Procuramos por ensaios clínicos randomizados. Nesse tipo de estudo, as pessoas são sorteadas para receber diferentes tipos de tratamentos. Os ensaios clínicos randomizados são os estudos que fornecem a evidência mais confiável sobre os efeitos de um tratamento.

Data da busca: procuramos por estudos que houvessem sido publicados até 26 de fevereiro de 2021.

O que descobrimos

Encontramos 10 estudos incluindo 6896 pessoas com COVID-19. A idade média das pessoas nos estudos era de 56 a 65 anos, e 66% dos participantes eram homens. Os estudos foram realizados no Brasil, China, França, Itália, Reino Unido e EUA; quatro estudos foram realizados em mais de um país. Três estudos foram financiados por empresas farmacêuticas.

Os remédios testados foram o tocilizumab e a sarilumab. Os dois remédios foram comparados a um placebo ou ao tratamento padrão. Um placebo é um remédio ´de mentira´; ele parece idêntico ao medicamento que está sendo testado, mas não contém nenhum princípio ativo. Os resultados foram avaliados em dois momentos: 28 dias e 60 dias ou mais depois do tratamento.
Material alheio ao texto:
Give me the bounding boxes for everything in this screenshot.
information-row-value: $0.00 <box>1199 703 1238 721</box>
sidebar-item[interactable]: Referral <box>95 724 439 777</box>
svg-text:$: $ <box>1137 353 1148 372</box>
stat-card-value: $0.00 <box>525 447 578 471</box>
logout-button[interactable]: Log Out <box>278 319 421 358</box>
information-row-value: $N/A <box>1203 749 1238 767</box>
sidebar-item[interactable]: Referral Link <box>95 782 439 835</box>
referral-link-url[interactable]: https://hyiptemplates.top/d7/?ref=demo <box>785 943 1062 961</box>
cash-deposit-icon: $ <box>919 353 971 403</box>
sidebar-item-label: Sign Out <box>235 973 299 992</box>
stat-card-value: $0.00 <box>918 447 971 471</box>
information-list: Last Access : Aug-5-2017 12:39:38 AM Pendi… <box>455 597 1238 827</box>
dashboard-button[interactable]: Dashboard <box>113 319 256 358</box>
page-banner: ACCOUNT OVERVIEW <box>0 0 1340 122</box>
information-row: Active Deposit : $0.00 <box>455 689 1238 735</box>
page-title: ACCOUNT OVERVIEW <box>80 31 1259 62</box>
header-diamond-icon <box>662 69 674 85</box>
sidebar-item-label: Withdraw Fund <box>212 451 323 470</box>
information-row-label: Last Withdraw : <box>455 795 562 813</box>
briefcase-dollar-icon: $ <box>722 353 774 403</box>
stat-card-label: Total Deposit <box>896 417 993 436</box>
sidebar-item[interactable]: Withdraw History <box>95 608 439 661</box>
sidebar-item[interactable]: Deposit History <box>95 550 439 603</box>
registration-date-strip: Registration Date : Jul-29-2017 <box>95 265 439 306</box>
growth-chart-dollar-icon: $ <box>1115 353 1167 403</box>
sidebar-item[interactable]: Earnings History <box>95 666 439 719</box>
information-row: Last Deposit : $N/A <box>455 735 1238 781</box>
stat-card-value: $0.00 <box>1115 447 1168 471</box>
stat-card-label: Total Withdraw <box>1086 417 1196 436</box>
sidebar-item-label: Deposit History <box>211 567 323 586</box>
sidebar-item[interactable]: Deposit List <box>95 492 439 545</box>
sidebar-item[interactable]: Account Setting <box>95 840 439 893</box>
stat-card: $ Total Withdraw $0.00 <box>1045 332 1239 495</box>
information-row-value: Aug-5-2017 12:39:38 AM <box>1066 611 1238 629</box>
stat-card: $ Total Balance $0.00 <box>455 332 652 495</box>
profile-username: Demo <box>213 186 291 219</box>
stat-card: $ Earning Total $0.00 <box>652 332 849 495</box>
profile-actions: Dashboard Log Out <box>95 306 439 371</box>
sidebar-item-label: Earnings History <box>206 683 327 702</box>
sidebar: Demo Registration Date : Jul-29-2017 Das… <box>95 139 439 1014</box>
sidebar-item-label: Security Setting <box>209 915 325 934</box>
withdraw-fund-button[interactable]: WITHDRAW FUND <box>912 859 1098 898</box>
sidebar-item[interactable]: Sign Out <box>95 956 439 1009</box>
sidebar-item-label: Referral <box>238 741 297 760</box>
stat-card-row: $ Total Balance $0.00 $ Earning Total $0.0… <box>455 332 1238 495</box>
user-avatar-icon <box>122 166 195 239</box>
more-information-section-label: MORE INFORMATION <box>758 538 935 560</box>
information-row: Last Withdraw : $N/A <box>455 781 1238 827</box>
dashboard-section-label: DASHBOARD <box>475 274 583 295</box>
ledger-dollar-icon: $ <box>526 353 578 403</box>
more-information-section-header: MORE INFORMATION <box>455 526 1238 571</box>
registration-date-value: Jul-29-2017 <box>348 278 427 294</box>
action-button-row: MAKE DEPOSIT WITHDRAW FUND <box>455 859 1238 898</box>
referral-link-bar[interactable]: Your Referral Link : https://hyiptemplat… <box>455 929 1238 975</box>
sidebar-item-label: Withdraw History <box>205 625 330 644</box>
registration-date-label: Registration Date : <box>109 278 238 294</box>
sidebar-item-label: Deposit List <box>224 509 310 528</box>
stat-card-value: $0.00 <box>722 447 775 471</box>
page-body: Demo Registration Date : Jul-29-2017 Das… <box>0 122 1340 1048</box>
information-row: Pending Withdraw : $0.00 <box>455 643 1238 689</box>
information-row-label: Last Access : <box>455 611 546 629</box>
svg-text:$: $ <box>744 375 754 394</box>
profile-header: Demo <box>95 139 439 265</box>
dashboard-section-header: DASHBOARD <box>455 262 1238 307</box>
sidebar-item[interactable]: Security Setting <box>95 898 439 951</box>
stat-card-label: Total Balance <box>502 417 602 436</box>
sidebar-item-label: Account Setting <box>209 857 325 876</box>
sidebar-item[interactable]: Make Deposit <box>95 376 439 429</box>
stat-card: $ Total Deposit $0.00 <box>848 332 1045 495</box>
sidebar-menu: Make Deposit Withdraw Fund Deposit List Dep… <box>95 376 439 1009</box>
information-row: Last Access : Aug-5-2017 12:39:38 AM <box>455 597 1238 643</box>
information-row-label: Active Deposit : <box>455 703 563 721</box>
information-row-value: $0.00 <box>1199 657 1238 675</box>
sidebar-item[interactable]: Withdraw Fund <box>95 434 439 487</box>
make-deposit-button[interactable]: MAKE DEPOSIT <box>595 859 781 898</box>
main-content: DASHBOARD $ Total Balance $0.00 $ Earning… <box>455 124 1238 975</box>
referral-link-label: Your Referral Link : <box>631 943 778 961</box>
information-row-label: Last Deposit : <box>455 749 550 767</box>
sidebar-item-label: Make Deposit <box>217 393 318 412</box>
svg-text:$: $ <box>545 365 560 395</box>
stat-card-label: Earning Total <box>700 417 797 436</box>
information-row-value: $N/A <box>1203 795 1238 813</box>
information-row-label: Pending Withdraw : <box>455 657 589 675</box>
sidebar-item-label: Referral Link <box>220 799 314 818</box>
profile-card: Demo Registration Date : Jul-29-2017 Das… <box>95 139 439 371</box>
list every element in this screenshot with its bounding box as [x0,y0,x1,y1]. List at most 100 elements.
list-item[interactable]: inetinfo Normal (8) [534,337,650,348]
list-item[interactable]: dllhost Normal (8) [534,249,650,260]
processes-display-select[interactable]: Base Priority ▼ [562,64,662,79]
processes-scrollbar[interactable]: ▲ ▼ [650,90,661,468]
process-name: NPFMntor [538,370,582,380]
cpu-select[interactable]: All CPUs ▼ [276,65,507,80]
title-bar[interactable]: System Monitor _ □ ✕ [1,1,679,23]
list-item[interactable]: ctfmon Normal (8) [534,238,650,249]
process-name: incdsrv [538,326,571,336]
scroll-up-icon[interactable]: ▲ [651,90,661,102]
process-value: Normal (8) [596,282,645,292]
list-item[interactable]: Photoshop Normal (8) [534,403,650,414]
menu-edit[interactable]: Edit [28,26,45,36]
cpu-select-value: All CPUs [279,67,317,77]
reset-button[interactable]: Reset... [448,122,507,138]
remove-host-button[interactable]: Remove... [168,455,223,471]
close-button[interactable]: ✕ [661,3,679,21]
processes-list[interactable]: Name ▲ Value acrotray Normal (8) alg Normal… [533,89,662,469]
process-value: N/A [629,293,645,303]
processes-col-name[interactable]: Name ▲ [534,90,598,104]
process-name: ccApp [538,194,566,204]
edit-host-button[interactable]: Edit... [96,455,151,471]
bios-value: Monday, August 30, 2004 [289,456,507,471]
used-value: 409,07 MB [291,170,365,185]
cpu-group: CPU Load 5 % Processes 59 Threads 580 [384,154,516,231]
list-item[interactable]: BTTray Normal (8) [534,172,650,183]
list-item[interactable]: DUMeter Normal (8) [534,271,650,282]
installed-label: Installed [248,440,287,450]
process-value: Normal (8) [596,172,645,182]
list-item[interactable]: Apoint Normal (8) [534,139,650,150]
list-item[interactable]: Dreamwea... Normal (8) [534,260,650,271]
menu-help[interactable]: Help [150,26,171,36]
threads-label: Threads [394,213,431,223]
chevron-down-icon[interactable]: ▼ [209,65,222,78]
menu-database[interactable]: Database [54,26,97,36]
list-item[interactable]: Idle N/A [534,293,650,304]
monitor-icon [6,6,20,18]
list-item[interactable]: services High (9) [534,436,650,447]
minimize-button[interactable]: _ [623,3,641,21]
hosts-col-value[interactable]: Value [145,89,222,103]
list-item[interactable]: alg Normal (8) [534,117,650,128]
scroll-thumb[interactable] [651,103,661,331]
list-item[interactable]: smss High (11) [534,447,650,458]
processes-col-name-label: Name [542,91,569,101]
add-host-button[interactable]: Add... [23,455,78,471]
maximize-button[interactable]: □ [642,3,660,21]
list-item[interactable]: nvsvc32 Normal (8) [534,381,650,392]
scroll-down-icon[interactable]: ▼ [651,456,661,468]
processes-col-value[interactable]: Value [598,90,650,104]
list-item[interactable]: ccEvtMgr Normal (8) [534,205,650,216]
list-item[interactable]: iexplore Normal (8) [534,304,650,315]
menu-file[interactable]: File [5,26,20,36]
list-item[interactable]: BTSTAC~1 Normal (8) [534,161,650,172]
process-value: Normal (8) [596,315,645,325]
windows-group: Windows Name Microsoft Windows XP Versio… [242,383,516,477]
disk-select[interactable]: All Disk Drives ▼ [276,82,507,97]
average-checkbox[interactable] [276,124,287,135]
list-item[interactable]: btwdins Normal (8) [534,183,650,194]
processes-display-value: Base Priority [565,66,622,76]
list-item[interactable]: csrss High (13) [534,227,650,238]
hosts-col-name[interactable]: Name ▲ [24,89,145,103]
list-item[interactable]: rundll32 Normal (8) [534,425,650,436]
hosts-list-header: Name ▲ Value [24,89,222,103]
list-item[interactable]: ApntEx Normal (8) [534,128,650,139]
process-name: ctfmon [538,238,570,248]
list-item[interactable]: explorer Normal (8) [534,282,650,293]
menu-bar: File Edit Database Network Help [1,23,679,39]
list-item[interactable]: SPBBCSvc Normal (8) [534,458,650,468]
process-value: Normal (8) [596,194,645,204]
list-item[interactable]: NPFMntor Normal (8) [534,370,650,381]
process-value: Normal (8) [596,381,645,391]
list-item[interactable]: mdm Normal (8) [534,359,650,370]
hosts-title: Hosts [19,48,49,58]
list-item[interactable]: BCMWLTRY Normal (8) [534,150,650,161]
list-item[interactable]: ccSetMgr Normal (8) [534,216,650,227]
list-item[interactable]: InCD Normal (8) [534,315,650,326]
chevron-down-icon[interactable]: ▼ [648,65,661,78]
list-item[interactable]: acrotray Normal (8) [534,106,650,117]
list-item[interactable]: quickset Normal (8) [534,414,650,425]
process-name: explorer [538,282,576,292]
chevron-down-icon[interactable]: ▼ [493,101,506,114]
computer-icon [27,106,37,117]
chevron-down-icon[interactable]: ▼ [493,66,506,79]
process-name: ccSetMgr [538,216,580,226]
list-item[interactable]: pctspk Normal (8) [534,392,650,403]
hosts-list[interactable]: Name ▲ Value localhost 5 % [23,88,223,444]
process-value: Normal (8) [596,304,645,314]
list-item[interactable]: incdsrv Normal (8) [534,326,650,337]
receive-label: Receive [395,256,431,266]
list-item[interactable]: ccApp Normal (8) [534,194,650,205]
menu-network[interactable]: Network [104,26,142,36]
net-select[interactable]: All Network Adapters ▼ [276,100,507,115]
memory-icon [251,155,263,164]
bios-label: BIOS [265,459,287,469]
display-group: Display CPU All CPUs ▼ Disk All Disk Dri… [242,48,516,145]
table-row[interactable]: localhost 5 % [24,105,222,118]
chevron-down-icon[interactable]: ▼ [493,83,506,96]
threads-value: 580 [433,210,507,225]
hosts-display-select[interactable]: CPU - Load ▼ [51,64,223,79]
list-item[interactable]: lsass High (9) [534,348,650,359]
Também encontramos 41 outros estudos sobre remédios para bloquear a interleucina-6 no tratamento de pessoas com COVID-19 que ainda não tinham publicado seus resultados. Entre esses estudos, há 20 que testaram o tocilizumab, 11 estudos que testaram a sarilumab e 10 estudos que avaliaram outros medicamentos. Alguns desses estudos ainda estão em andamento e atualizaremos esta revisão para incluir seus resultados quando eles forem publicados.

Quais são os principais resultados da nossa revisão?

Em comparação com o placebo ou tratamento padrão, o tratamento com tocilizumab:

- reduz o número de pessoas que morreram, de qualquer causa, após 28 dias (evidência proveniente de 8 estudos envolvendo 6363 pessoas). Isso significa que, em média, menos 32 pessoas por 1000 morreram no grupo tratado com o tocilizumab junto com o tratamento padrão do que no grupo tratado com o tratamento padrão ou placebo.

- provavelmente faz pouca ou nenhuma diferença na melhora clínica (alta hospitalar ou melhora nos sintomas da COVID-19) aos 28 dias (evidência proveniente de 7 estudos envolvendo 5585 pessoas).

- provavelmente reduz ligeiramente o número de efeitos adversos graves como morte ou problemas que ameaçam a vida (evidência de 8 estudos envolvendo 2312 pessoas).

Temos dúvidas quanto aos efeitos do tocilizumab sobre:

- a gravidade da COVID-19; ou seja, quantos pacientes morreram de COVID-19 ou precisaram de ventilação mecânica ou suporte adicional para manter os órgãos funcionando aos 28 dias (evidência de 3 estudos, 712 pessoas); ou

- quantos pacientes morreram por qualquer causa 60 dias ou mais depois do tratamento (evidência de 2 estudos, 519 pessoas).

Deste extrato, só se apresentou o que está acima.